Pour que ma mère ait peur, c'est que le danger est réel. Je me change sans attendre et arpente à la hâte les couloirs du palais. Hippolyte, dans la cour, a prévu pour moi ma jument préférée, harnachée comme pour la chasse. Ses compagnes sont solidement armées. Ainsi entouré, protégé par ma meute de loups, l'équipage ne manque pas de prestance. Nous franchissons la première enceinte, descendons l'allée principale au petit trot. À quelques pas de la porte de bronze, j'envoie mes aigles au-delà des remparts. Ilia revient sur mon bras. Il dessine de son bec la marque des voiles dans la paume de ma main. Un spasme parcourt tout mon être. Je regarde ma sœur médusée :

_ Hyksos !

Nous nous observons en silence. Elle est bien plus calme que moi.

_ Tu négocies et, si besoin est, je me bats. La reine te croit parfaite dans le rôle du diplomate. Pour le reste, je suis là. Personne ne te touchera ! Nous aurons bien le temps de devenir ennemies...

Je ne sais si elle a voulu me rassurer mais je crois qu'elle a essayé. Nous ordonnons aux lourdes portes de s'ouvrir. Les navires ne sont plus qu'à quelques encablures. Méphistès rôde déjà sur les quais déserts. À la vue de notre troupe, il sait que c'est grave. Hippolyte lui offre un cheval. Il vient aussitôt se placer entre nous.

_ Ils sont en deuil, nous informe-t-il.

_ Comment le sais-tu ?

_ La couleur des voiles.

Nous attendons qu'ils larguent leurs amarres. Les voiles en effet arborent le noir traditionnel des défunts. Hippolyte descend de sa monture et longe le ponton.

_ Alia, envoyée de notre Reine, Princesse de sang, vient à vous en paix, annonce-t-elle péremptoire.

Deux hommes d'âge mur se penchent du bastingage. Leurs vêtements sombres, leurs cheveux défaits et leur barbe négligée confirment les soupçons de mon pirate de frère. Je reste méfiante. Ils me saluent respectueusement sans descendre de leur navire et confient un rouleau à ma sœur. Elle me l'apporte. Les signes dansent sous mes yeux sans que je n'en déchiffre rien. Je ressens durement cette ignorance qui pourtant ne la gêne pas. Ma sœur paraît trouver normal d'en confier sa lecture à cet être subalterne de Méphistès. Percevant ma frustration d'être ainsi réduite à ses services, mon frère fait tourner sa monture pour faire dos à nos invités.

_ Leur roi vient de mourir. Le jeune héritier les envoie en ambassade pour s'assurer de la neutralité de notre royaume dans leur conflit avec les Atlantes.

J'écoute attentivement mais un détail capte ma vigilance. Ilia décrit des cercles significatifs au dessus de la cabine du plus gros des vaisseaux. Une personne s'y terre, une proie d'importance...

_ Sa Majesté, votre Roi, est le bienvenu si ses intentions sont pacifiques, osè-je. Nous partagerons sa douleur. Sa Majesté, notre Mère, est prête à vous accueillir pour peu que vous respectiez les lois de notre cité.

Mes paroles laissent chacun interdit. Méphistès se retourne perplexe. Les deux hommes jettent un regard implorant vers la cabine. L'épaisse tenture se soulève et un homme, d'une vingtaine d'années, en deuil, sort un sourire acerbe aux lèvres.

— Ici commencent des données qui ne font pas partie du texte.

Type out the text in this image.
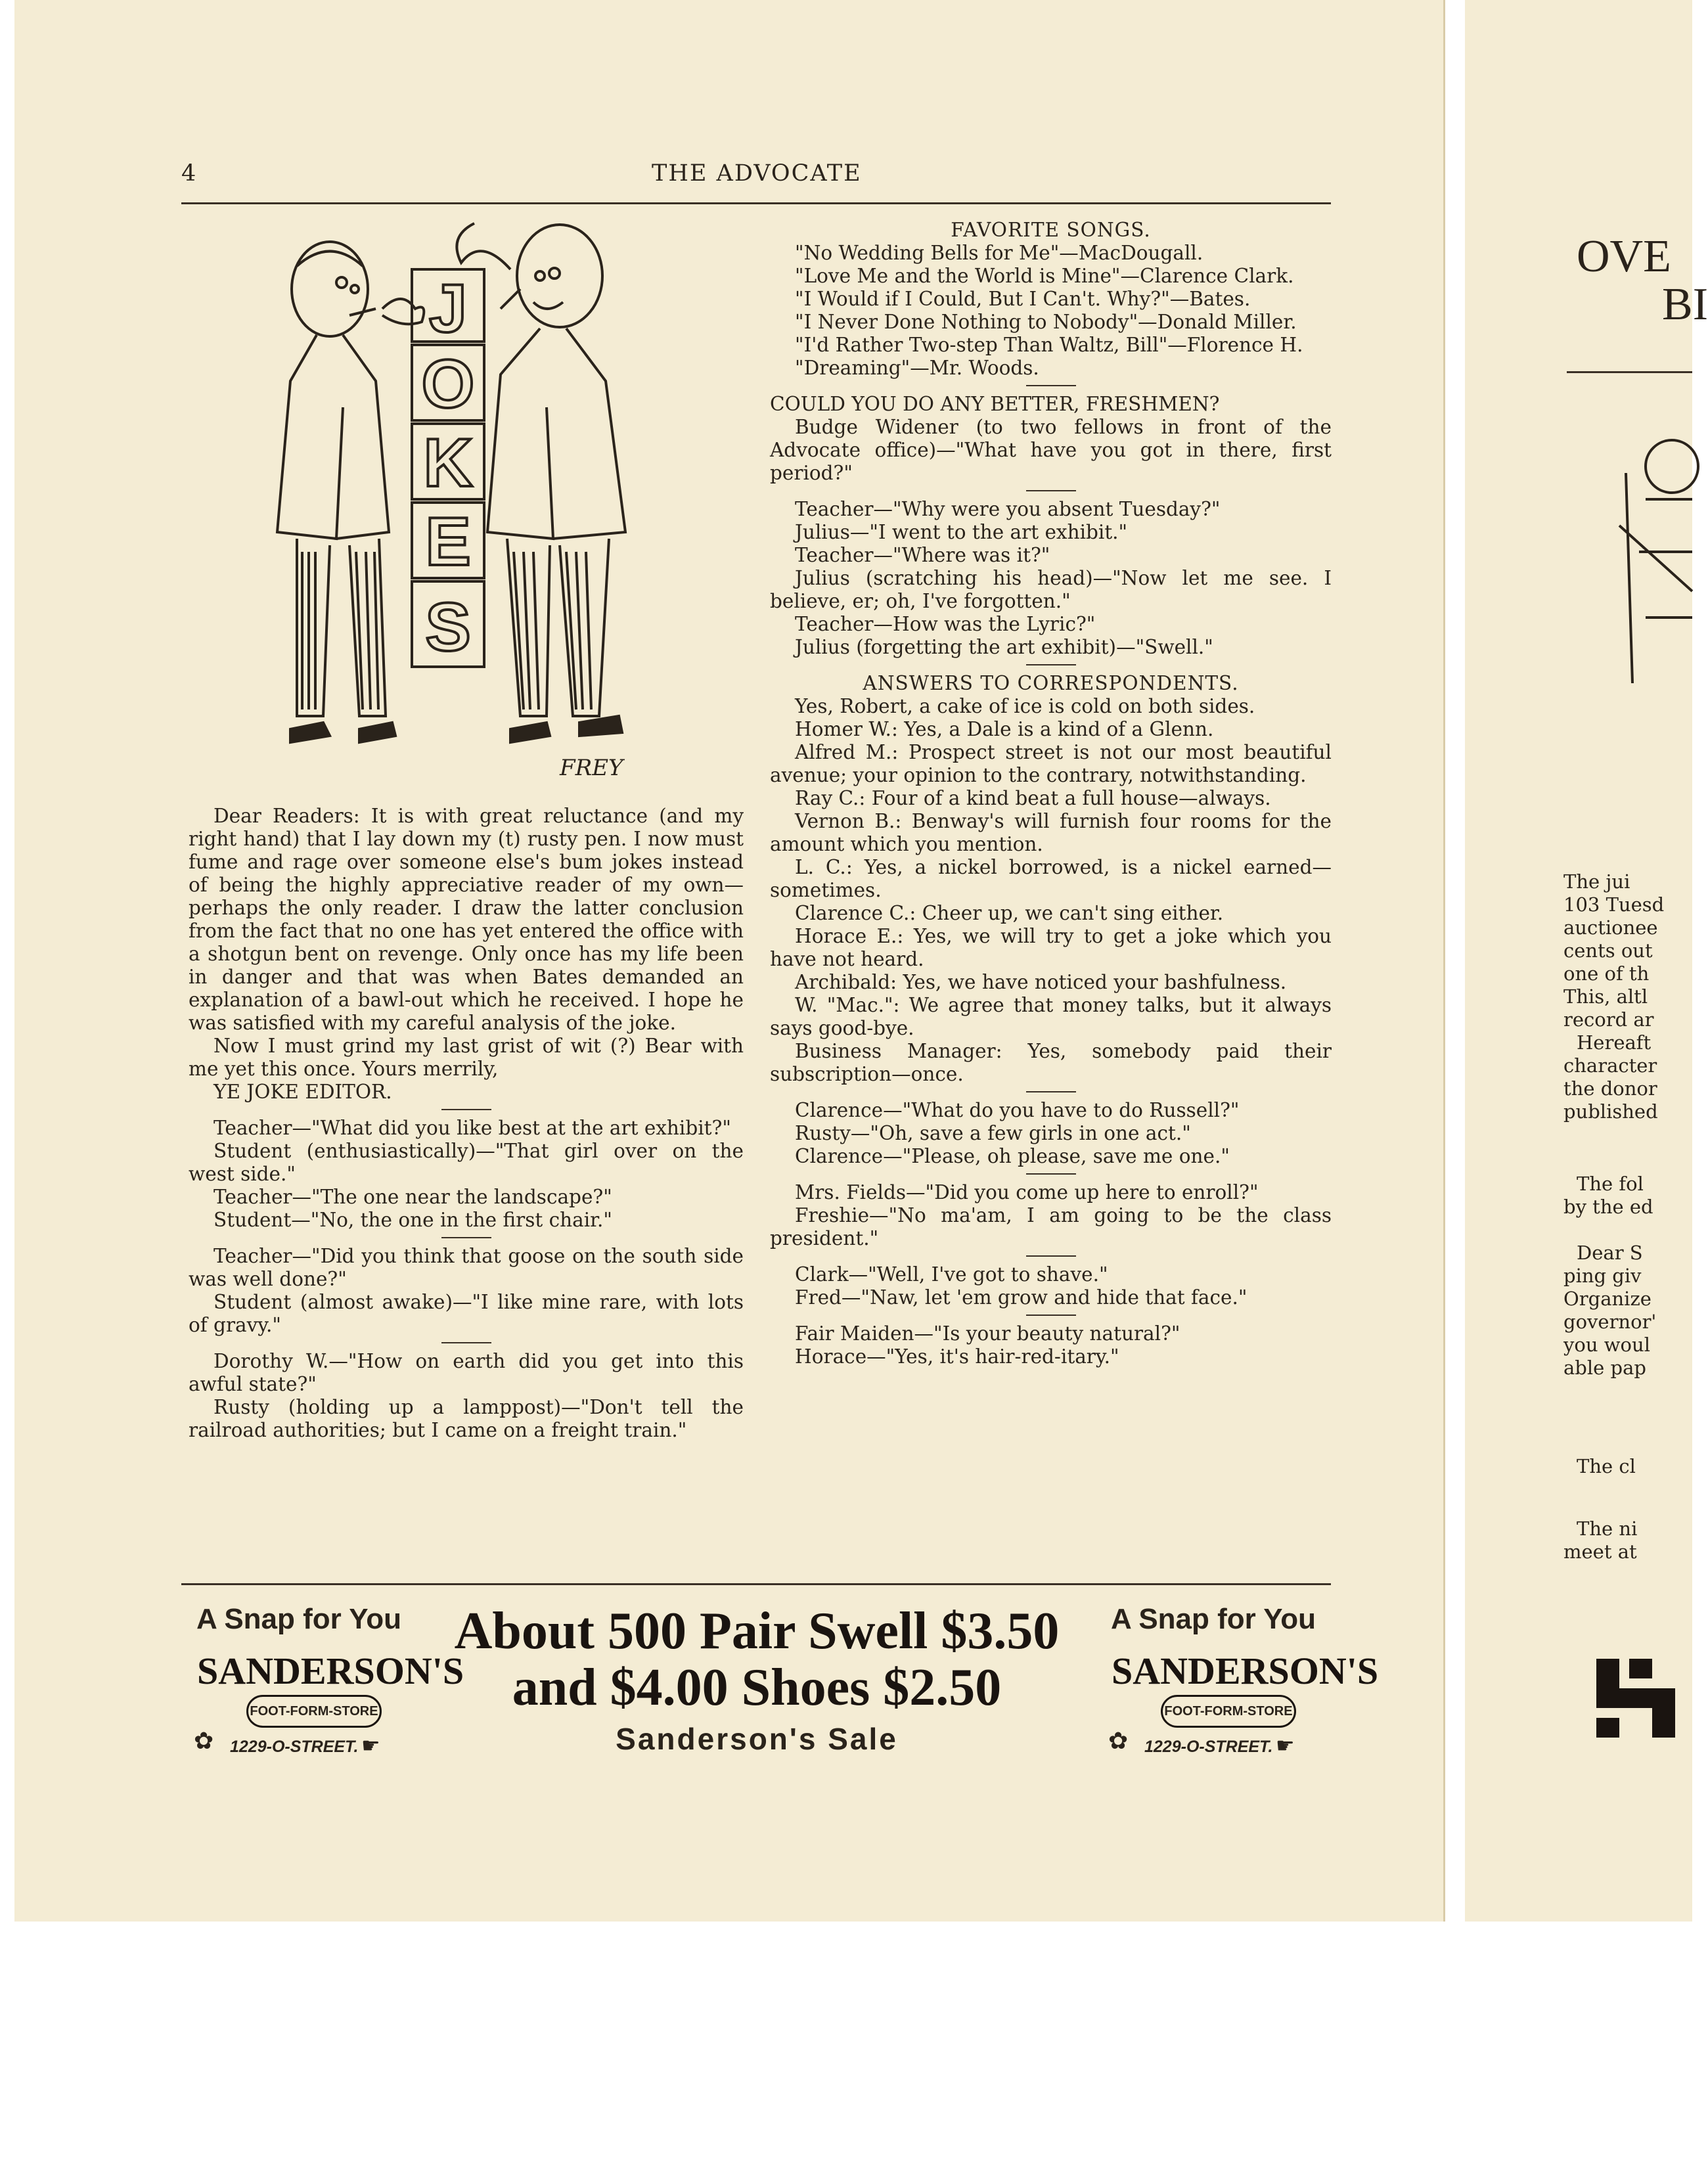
4	THE ADVOCATE
J
O
K
E
S
FREY

Dear Readers: It is with great reluctance (and my right hand) that I lay down my (t) rusty pen. I now must fume and rage over someone else's bum jokes instead of being the highly appreciative reader of my own—perhaps the only reader. I draw the latter conclusion from the fact that no one has yet entered the office with a shotgun bent on revenge. Only once has my life been in danger and that was when Bates demanded an explanation of a bawl-out which he received. I hope he was satisfied with my careful analysis of the joke.

Now I must grind my last grist of wit (?) Bear with me yet this once. Yours merrily,

YE JOKE EDITOR.

Teacher—"What did you like best at the art exhibit?"

Student (enthusiastically)—"That girl over on the west side."

Teacher—"The one near the landscape?"

Student—"No, the one in the first chair."

Teacher—"Did you think that goose on the south side was well done?"

Student (almost awake)—"I like mine rare, with lots of gravy."

Dorothy W.—"How on earth did you get into this awful state?"

Rusty (holding up a lamppost)—"Don't tell the railroad authorities; but I came on a freight train."

FAVORITE SONGS.

"No Wedding Bells for Me"—MacDougall.

"Love Me and the World is Mine"—Clarence Clark.

"I Would if I Could, But I Can't. Why?"—Bates.

"I Never Done Nothing to Nobody"—Donald Miller.

"I'd Rather Two-step Than Waltz, Bill"—Florence H.

"Dreaming"—Mr. Woods.

COULD YOU DO ANY BETTER, FRESHMEN?

Budge Widener (to two fellows in front of the Advocate office)—"What have you got in there, first period?"

Teacher—"Why were you absent Tuesday?"

Julius—"I went to the art exhibit."

Teacher—"Where was it?"

Julius (scratching his head)—"Now let me see. I believe, er; oh, I've forgotten."

Teacher—How was the Lyric?"

Julius (forgetting the art exhibit)—"Swell."

ANSWERS TO CORRESPONDENTS.

Yes, Robert, a cake of ice is cold on both sides.

Homer W.: Yes, a Dale is a kind of a Glenn.

Alfred M.: Prospect street is not our most beautiful avenue; your opinion to the contrary, notwithstanding.

Ray C.: Four of a kind beat a full house—always.

Vernon B.: Benway's will furnish four rooms for the amount which you mention.

L. C.: Yes, a nickel borrowed, is a nickel earned—sometimes.

Clarence C.: Cheer up, we can't sing either.

Horace E.: Yes, we will try to get a joke which you have not heard.

Archibald: Yes, we have noticed your bashfulness.

W. "Mac.": We agree that money talks, but it always says good-bye.

Business Manager: Yes, somebody paid their subscription—once.

Clarence—"What do you have to do Russell?"

Rusty—"Oh, save a few girls in one act."

Clarence—"Please, oh please, save me one."

Mrs. Fields—"Did you come up here to enroll?"

Freshie—"No ma'am, I am going to be the class president."

Clark—"Well, I've got to shave."

Fred—"Naw, let 'em grow and hide that face."

Fair Maiden—"Is your beauty natural?"

Horace—"Yes, it's hair-red-itary."

A Snap for You
SANDERSON'S
FOOT-FORM-STORE
✿ 1229-O-STREET. ☛
About 500 Pair Swell $3.50
and $4.00 Shoes $2.50
Sanderson's Sale
A Snap for You
SANDERSON'S
FOOT-FORM-STORE
✿ 1229-O-STREET. ☛
OVE
BI
The jui
103 Tuesd
auctionee
cents out
one of th
This, altl
record ar
Hereaft
character
the donor
published
The fol
by the ed
Dear S
ping giv
Organize
governor'
you woul
able pap
The cl
The ni
meet at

_ C'est en bons voisins que nous venons, déclare-t-il de sa voix nasillarde. Nous acceptons l'hospitalité de sa Majesté. Mes hommes se montreront respectueux.

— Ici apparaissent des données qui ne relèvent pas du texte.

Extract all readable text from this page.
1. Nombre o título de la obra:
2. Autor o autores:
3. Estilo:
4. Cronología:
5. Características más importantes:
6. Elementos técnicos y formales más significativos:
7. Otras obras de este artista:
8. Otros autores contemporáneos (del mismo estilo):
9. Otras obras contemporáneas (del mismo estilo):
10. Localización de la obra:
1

J'ai gagné. Mon intuition n'a pas failli. Le prince, plutôt le nouveau roi, est venu en personne. Méphistès me fait un clin d'œil complice. Je suis grisée par ce succès. Nous laissons Hippolyte assurer la sécurité. Ilia volera lui faire signe lorsque le banquet sera fin prêt. La délégation sera fortement encadrée.